You're right, it is not a bell curve. But that's because it is not an appropriate frequency distribution graph (histogram) to be able to form a bell curve. For much the same reason if you want to measure the distance between two points, a ruler is better than a set of weighing scales.
It was never not useful if you actually look at the data we have instead of cherry picking the few studies that said otherwise (and almost all of those, if not all, are late stage treatment or have shit P values).
I guess you've also forgotten the explanation of what a p value represents that I supplied.
So all you do is look at official guidelines. It took CDC until August for them to say it was airborne IIRC,
I'm trying to get across to you the fact there is a substantial body of literature underpinning the decisions of people who write official guidelines. See below.
And the CDC was implicitly saying covid-19 was very likely to be airborne the minute it advised everyone to wear a mask. It may well have held off on an official confirmation until properly scientifically established beyond reasonable doubt, even if it was the working assumption months previously.
I was never using individual studies from the beginning. Look at all the early stage studies, the vast vast vast vast majority of them say it has a benefit, you'd have to cherry pick to only list the few (if there even are any) that show no benefit or worse, then you might have one or two total left that doesn't have a shit P value.
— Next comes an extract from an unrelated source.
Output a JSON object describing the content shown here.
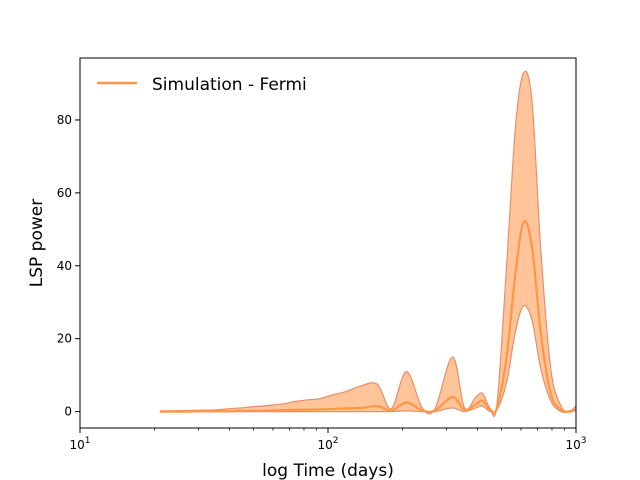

I wrote a very long series of posts that explained just how wrong you were, because you'd been using a website that maliciously misrepresented studies to suggest HCQ was beneficial when in fact these studies had found it ineffective. Or if you hadn't been using this website, you had almost certainly been following some doofus who had trusted it, or had otherwise mightily fucked up in a similar fashion on their own initiative.
-You keep saying 400 IU is all you need. That's all you need to prevent rickets.
Actually, the evidence suggests the majority of children don't even that much to avoid rickets. The average dietary intake for UK children was found to be 80-160 IUs per day, and yet the incidence of rickets in the UK is just 0.5 per 100,000. 80-160 IUs is the average daily intake range for adults, too, and yet the average blood plasma concentration of Vit D was over 40 nmol/L, above the range studies associate with health deficits.
The UK's scientific advisors looked through the studies and evidence, and concluded that 400 IUs per day on average would ensure 97.5% of the population were into the range where there was no observable health deficits, as compared to the 80% from taking 80-160 IUs.
And lots more. But more to the point, the 2016 review on vitamin D conducted by the UK authorities cites a truly staggering
over 500 papers. (I estimated by the number of studies cited on one page - 18, multiplied by the number of full pages with references - 30). It is thus somehwat bemusing to see you pop in with a couple of studies from the Journal of Dodgy Bullshit and the opinion of Dr John Campbell as if that's somehow superior than a report based on
>500 papers conducted by an expert panel.